Daha sonra bu sözcük ayağa düşmüş, birçok şehit türü uydurulmuştur.
Kur’an’ın önderliğinden vazgeçmemek gerekir.
Unutmamak gerekir, ölüden;
ne şâhit:(sıradan tanık) olur,
ne de şehiyd:(iyiden iyiye mükemmel tanık).”
KUR’AN’dan ‘şehit’ ayeti!
(Âli İmran,18)”Allah, doğadaki güçler/haberci âyetler ve hakkaniyeti-adaleti ayakta tutan bilgi sahipleri-gerçeği idrak etmiş ilim sahipleri de şüphesiz Allah’tan başka ilâh-tanrı olmadığına tanıklık etti. O, en üstün, en güçlü, en şerefli, mağlûp edilmesi mümkün olmayan/mutlak galip olandan, en iyi yasa koyandan başka ilâh diye birşey yoktur-O’ndan başka tanrı yoktur.”
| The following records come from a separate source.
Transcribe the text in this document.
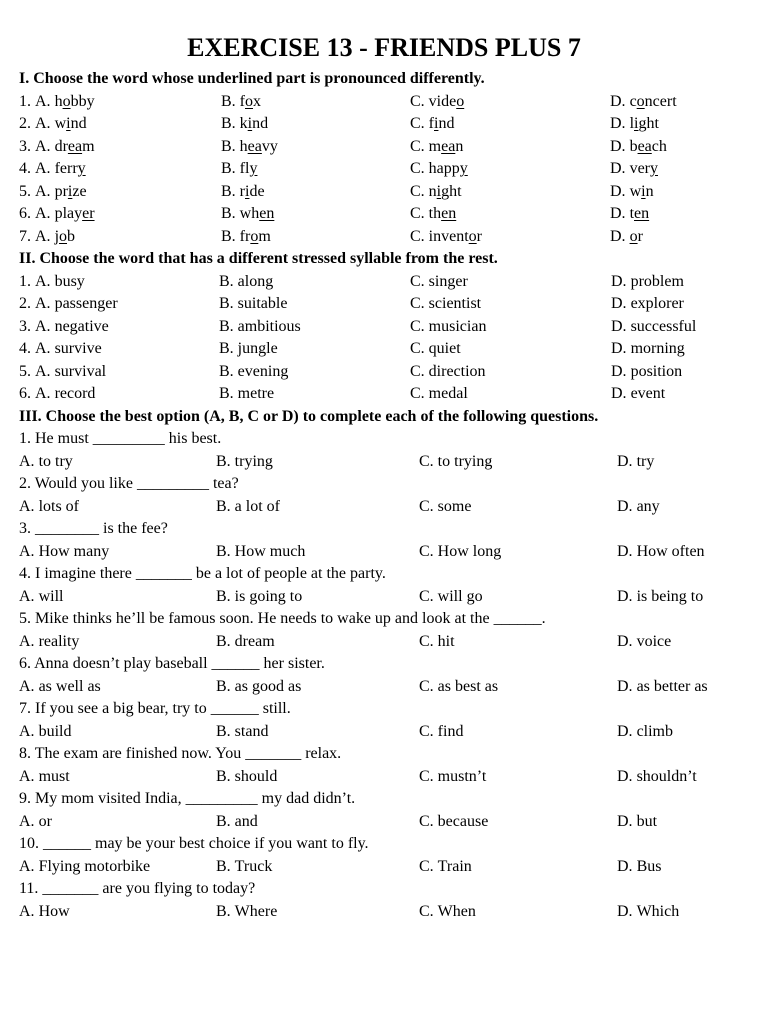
EXERCISE 13 - FRIENDS PLUS 7
I. Choose the word whose underlined part is pronounced differently.
1. A. hobby	B. fox	C. video	D. concert
2. A. wind	B. kind	C. find	D. light
3. A. dream	B. heavy	C. mean	D. beach
4. A. ferry	B. fly	C. happy	D. very
5. A. prize	B. ride	C. night	D. win
6. A. player	B. when	C. then	D. ten
7. A. job	B. from	C. inventor	D. or
II. Choose the word that has a different stressed syllable from the rest.
1. A. busy	B. along	C. singer	D. problem
2. A. passenger	B. suitable	C. scientist	D. explorer
3. A. negative	B. ambitious	C. musician	D. successful
4. A. survive	B. jungle	C. quiet	D. morning
5. A. survival	B. evening	C. direction	D. position
6. A. record	B. metre	C. medal	D. event
III. Choose the best option (A, B, C or D) to complete each of the following questions.
1. He must _________ his best.
A. to try	B. trying	C. to trying	D. try
2. Would you like _________ tea?
A. lots of	B. a lot of	C. some	D. any
3. ________ is the fee?
A. How many	B. How much	C. How long	D. How often
4. I imagine there _______ be a lot of people at the party.
A. will	B. is going to	C. will go	D. is being to
5. Mike thinks he’ll be famous soon. He needs to wake up and look at the ______.
A. reality	B. dream	C. hit	D. voice
6. Anna doesn’t play baseball ______ her sister.
A. as well as	B. as good as	C. as best as	D. as better as
7. If you see a big bear, try to ______ still.
A. build	B. stand	C. find	D. climb
8. The exam are finished now. You _______ relax.
A. must	B. should	C. mustn’t	D. shouldn’t
9. My mom visited India, _________ my dad didn’t.
A. or	B. and	C. because	D. but
10. ______ may be your best choice if you want to fly.
A. Flying motorbike	B. Truck	C. Train	D. Bus
11. _______ are you flying to today?
A. How	B. Where	C. When	D. Which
İhsan Eliaçık’ın ‘şefaat’ açıklamalarını,
alıntı yaparak devam edelim.
“‘Şefaat’:çift yapmak, ikilemek, başkasını da katmak anlamında aracılık, arabuluculuk, torpil, iltimas manasındadır.
KUR’AN, Allah’ı hesap gününün mutlak sahibi olarak tanıtıyor ve o gün ’emrin-sözün’ sadece Allah’a ait olacağını ısrarla vurguluyor.
Öyle ki, ne başkası namına ödeme(tecziye), ne kurtarmalık bedeli(fidye-adl), ne arabulucu(şefi), ne de hatırı sayılır bir referans(veli), hiçbirisi fayda vermeyecektir.
Dünya hayatında ‘kuvvet’ karşısında herkesin eğildiğini ve kuvvetliye torpil geçildiğini gördüklerinden ahirette de öyle olacağını sanıyorlar!”
Bir de, Yaşar Nuri Öztürk ‘şefaat’ için ne demiş? ona bakalım:
“Bir aracılık kavram ve kurumu olan şefaat, Allah’ın yanına yedek ilahlar koymayı dinin esaslarından biri yapan şirkte son derece önemlidir. Kur’an’ın, şirkin yedek ilahlarını ‘şüfe’a:şefaatçiler’ diye adlandırması sebepsiz değildir.
Şirkin belirgin özelliği olan yedek ilahlar, şefaatçiler-yedek rabler-evliya:veliler, dostlar,
şefaatin varlığı ile vücut bulan kuvvetlerdir.
Kur’an, şefaat kavramının bir şirk destekçisi kuruma dönüştürülmemesi için ilkelerin altını ısrarla çizmektedir.”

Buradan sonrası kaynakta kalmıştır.